The best bet would be a tutor that can put you through the ropes. I have trained several other people. Another key is to look at many different species over and over again. Things like color, aroma, grain, also come into play.

We could do a tutorial if there is enough interest. We could pick species of interest, then dissect the characteristics that lead to identification. If you had a piece of that species, you could observe your own sample and learn the characteristics.


----------



## RGtools (Feb 18, 2011)

"The wood handbook for craftsmen" describes how to ident wood pretty well. I like WDHLT15's idea.


----------



## Chipncut (Aug 18, 2006)

*Hi, WDHLT15!

I think a tutorial would be an excellent thing.

I worked with a wood technologist quite a few years ago, & he always carries a 10X magnifier in his pocket. He would look at the end grain, & would compare it to pictures in a book he had.*

Here's an example of Red Oak.


----------



## WDHLT15 (Aug 15, 2011)

Yes, that is a great site.
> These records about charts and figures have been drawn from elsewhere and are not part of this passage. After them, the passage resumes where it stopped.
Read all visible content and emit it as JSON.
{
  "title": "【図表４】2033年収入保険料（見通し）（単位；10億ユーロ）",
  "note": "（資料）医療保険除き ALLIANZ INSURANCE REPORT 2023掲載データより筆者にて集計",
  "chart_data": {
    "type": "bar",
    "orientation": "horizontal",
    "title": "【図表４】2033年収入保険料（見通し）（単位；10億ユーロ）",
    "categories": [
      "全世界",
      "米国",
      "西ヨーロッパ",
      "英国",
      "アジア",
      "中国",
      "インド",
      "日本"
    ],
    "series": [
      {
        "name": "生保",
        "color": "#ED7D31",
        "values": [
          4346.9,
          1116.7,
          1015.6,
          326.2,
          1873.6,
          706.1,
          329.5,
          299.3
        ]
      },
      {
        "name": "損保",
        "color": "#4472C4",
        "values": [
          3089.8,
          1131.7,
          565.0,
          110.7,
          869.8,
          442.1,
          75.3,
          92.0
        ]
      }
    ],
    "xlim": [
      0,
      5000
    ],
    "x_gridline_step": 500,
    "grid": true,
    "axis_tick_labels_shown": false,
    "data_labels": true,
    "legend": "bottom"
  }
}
It prominently shows the open pore structure in the red oaks.


----------



## Kindlingmaker (Sep 29, 2008)

Sorry, I have to do this…
There are two types of wood, Good Wood and Poor Wood. Good Wood is free wood and Poor Wood is something I have to buy!


----------



## joeybealis (Jul 16, 2011)

This is all very interesting but after being in the cabinet business for a few years I can usually get it in at least the right family by taste. Eating enough dust for enough years and you just know.


----------



## leonmcd (Jul 12, 2007)

The following is something we started here several years ago. Still good information. Could use more contributions.

LumberJocks Wood Library


----------



## leonmcd (Jul 12, 2007)

Just discovered that all the links in the LumberJocks Wood Library were broken.

I've corrected them so if they failed for you before, they should work now. Take another look.


----------